Immer noch in Zeitlupe, spürte ich meinen eigenen Körper instinktiv reagieren. Ich kam aus dem Sessel hoch wie auf Sprungfedern, während die rechte Hand automatisch zu meiner linke Hüfte zuckte.

Tokudaiji bewegte sich ebenfalls, eine seiner skelettdünnen Hände tauchte in seine Tausend-Nuyen-Jacke. Sein Blick begegnete meinem, und in einem Aufblitzen augenblicklichen Verständnisses wußten wir beide, daß er zu langsam war.

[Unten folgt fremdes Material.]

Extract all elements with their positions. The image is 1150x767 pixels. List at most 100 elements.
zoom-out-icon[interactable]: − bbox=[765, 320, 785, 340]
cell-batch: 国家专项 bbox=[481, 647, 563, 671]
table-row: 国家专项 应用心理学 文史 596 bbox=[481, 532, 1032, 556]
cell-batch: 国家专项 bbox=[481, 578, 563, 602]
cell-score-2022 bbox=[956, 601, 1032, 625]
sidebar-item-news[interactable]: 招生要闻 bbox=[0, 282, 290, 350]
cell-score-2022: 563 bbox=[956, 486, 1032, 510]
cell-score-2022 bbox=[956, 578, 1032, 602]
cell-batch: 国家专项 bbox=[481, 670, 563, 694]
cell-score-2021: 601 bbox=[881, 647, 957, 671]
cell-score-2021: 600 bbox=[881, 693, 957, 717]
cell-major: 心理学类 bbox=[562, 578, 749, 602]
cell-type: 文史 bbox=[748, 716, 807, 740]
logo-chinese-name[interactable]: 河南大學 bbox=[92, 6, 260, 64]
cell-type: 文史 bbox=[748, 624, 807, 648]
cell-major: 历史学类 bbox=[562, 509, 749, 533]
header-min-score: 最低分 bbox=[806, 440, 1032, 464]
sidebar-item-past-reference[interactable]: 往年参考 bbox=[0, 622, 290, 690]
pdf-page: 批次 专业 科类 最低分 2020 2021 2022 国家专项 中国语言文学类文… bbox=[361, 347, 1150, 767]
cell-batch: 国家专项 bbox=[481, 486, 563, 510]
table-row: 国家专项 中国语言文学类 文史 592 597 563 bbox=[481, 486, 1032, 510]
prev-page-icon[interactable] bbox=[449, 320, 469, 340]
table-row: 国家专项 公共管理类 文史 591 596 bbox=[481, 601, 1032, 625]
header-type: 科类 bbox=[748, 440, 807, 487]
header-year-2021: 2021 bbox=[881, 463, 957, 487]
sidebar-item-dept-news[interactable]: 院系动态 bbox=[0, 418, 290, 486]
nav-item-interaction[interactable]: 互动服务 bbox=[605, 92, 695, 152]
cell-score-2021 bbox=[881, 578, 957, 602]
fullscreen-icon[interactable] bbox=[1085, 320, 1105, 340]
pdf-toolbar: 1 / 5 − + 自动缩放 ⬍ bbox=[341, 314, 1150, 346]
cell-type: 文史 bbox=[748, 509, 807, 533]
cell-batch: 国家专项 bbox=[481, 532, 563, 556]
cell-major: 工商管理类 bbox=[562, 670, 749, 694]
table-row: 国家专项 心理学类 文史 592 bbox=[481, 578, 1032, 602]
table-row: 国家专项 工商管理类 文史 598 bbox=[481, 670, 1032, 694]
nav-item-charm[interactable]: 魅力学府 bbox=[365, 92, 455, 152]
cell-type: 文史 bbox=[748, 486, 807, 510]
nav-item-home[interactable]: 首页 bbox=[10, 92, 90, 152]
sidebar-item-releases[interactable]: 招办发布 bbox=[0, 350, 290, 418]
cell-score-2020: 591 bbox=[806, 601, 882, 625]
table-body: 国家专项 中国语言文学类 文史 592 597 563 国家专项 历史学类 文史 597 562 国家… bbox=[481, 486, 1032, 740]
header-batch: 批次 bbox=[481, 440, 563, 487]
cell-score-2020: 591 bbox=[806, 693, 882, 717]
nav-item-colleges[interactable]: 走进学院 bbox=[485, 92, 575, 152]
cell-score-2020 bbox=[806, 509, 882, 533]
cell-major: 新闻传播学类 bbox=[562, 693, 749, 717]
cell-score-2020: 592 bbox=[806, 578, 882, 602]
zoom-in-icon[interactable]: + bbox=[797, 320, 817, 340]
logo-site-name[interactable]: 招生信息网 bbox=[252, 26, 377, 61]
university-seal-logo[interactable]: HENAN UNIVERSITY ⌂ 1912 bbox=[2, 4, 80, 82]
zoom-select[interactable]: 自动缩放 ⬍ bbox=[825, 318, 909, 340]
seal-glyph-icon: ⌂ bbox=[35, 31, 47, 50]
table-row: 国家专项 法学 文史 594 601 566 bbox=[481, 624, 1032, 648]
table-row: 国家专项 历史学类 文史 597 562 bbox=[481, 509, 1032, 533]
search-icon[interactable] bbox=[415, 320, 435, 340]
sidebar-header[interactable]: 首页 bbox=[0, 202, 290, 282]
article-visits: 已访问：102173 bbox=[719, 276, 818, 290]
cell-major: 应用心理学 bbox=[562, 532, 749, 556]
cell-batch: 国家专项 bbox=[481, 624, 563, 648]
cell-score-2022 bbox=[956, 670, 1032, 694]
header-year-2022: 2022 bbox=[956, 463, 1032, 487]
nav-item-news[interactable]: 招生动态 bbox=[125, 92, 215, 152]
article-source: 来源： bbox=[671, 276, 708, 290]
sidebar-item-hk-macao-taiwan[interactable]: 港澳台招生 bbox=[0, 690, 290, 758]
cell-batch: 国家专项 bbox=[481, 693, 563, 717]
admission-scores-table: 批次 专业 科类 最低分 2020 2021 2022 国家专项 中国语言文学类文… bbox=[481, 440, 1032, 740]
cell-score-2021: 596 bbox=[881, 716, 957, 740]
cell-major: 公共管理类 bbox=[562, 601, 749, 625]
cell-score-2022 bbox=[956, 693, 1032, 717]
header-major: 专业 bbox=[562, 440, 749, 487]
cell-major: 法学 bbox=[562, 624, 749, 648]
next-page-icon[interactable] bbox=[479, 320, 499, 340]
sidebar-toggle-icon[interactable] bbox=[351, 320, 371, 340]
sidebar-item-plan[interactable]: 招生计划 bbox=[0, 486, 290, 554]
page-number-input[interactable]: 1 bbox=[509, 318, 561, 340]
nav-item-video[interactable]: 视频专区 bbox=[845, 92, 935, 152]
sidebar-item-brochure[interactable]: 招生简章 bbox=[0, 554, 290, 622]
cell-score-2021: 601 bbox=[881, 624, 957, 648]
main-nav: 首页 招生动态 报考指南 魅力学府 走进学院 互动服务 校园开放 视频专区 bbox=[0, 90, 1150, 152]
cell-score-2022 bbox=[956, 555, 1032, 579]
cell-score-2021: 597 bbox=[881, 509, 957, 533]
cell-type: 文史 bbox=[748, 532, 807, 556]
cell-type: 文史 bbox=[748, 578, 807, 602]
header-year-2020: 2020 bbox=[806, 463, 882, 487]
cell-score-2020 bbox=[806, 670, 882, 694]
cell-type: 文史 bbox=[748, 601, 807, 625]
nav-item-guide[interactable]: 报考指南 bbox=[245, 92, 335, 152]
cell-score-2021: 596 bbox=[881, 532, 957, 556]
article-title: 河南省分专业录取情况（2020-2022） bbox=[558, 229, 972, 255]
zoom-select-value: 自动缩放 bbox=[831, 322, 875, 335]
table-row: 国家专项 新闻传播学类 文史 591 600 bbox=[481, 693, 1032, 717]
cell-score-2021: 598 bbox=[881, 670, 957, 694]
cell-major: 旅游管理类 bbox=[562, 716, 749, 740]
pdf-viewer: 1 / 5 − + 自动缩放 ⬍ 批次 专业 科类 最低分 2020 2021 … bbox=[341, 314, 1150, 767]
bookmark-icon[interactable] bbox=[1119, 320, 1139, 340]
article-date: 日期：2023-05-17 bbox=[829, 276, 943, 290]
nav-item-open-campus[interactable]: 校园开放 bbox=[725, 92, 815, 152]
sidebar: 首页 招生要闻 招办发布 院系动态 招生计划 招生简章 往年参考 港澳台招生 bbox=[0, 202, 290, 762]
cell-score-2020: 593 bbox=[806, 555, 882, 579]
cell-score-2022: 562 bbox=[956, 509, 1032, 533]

Aus dem Augenwinkel sah ich Scotts Roomsweeper herumrucken und wieder Feuer spucken. Der Schuß -ein Geschoßhagel, keine einzelne Kugel - traf den Ya-kuza-Boß mitten im Gesicht, schleuderte das, was von seinem Schädel noch übrig war, in den Ledersessel zurück und verspritzte Blut und Gewebe durch den Raum. Meine Nase füllte sich mit den Gerüchen der Schießerei: Kordit, Blut, Drek...

Ich war auf den Beinen, wirbelte herum und tastete immer noch nach der Kanone, die nicht da war. Der Zeitablauf wechselte wieder auf normal, als Scott die qualmende Mündung des Roomsweeper herumschwang und auf eine Stelle zwischen meinen Augen richtete.